In prior years, this annual series covered individual apps. This year, we are looking at all-in-one solutions in addition to strategies to help in 2021. Welcome to day 2 of 21 Days of Productivity in 2021.
Like many of us, I have a love/hate relationship with email. Email was one of the earliest means of communication on the proto-internet, corporate LANs, and the dial-up BBS ecosystem. Email was, and still is, one of the primary means of electronic correspondence. It is used for business communications, commerce, notifications, collaboration, and a pile of useful things.
Many people have an incorrect perception of email. Email is not an instant messaging platform. It can seem like email is instant messaging sometimes when a person can send a message, have it show up on the other side of the world almost immediately, and then have a response in minutes. Because of this, we can fall into a mindset that we need to have our email program active at all times, and as soon as something comes in, we need to look at it and respond to it right now.
Email was designed around the principle that a person sends a message, and the recipient responds to it when they can. Yes, there are flags for high priority and urgent emails, and our email programs have notifications to tell us when new mail arrives, but they really weren’t meant to cause the stress they do for many people today.
It is generally said that for every interruption a person receives, it requires at least 15 minutes for their thought process to re-focus on the interrupted task. It has become common in the workplace (and at home!) to let email be one of those interruptions. It doesn’t need to be, nor was it designed to be. I have adopted a couple of rules to prevent email from being an interruption that keeps me from getting things done.
Rule 1: Email is not an alert platform. It is common for people in technology to configure monitoring and alerting platforms send all the notifications to email. I have encountered this at almost every workplace I have been in for the last 15 years and I spend the first several months changing it. There are many good platforms and services to manage alerts. Email is not one of them.
Rule 2: Do not expect a reply for at least 24 hours. How many of us have received a phone call asking if we have received an email yet, and asking if we have any questions about it? I know I have. Work to set expectations in the workplace, or with people you frequently email, that responses will sometimes be quick, and sometimes not. If something is truly urgent, they should use some other method of communication.

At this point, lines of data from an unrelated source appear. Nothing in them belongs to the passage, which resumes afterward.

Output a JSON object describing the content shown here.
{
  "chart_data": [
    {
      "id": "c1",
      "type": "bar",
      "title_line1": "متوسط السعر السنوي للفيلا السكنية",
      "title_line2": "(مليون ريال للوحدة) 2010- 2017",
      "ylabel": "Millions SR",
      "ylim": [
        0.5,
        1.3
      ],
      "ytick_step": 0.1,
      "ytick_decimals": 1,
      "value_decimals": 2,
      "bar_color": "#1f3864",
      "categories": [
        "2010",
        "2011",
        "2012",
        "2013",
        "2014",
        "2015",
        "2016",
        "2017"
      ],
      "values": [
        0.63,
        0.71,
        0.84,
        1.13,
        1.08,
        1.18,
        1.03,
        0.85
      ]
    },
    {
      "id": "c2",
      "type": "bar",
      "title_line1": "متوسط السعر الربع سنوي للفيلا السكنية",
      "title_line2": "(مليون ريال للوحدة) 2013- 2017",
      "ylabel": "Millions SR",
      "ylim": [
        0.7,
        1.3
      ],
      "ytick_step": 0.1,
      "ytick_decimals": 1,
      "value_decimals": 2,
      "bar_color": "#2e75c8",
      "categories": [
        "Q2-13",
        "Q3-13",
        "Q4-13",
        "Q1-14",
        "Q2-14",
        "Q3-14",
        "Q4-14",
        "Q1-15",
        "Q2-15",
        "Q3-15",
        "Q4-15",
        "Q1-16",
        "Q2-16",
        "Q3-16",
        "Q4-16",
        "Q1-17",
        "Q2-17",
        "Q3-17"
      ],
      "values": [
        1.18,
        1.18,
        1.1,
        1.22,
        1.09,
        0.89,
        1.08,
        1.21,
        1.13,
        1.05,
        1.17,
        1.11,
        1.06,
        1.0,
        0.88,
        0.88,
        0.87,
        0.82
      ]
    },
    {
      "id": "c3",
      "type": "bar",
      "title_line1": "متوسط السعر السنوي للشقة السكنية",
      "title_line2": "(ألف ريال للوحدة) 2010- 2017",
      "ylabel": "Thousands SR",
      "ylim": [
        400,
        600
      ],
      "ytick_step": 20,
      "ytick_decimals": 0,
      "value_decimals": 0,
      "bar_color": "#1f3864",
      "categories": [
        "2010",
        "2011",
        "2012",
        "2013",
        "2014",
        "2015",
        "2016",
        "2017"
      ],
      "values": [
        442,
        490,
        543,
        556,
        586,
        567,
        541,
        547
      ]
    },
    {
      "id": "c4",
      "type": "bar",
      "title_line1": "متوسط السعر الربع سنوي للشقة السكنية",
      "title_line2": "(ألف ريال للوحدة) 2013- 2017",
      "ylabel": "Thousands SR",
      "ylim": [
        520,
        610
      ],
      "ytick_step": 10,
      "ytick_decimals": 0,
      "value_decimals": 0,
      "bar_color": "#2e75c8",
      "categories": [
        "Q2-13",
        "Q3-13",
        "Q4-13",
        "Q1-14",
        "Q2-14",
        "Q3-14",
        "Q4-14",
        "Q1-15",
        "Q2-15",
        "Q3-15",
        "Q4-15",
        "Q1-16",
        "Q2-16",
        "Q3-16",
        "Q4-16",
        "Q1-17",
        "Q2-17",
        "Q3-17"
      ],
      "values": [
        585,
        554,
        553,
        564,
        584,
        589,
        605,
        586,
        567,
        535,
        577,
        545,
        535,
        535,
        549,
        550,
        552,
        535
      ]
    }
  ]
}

Rule 3: Check email every few hours, not constantly. I admit this one is difficult but it brings me the most peace of mind. When I am working or trying to focus on something like writing, I close my email program (or browser tab) and ignore it until I am done. No notifications, no indicators that 20 new messages are waiting, no interruptions. It took some effort to get over the FOMO (Fear Of Missing Out) when I started doing this, but that has gotten easier over time. I find that when I do open up my email again, I can focus on it and not worry about what I could or should be doing instead.
Hopefully, these three rules can help you as much as they have helped me. In the upcoming days, I’ll have more things that have helped me handle my email.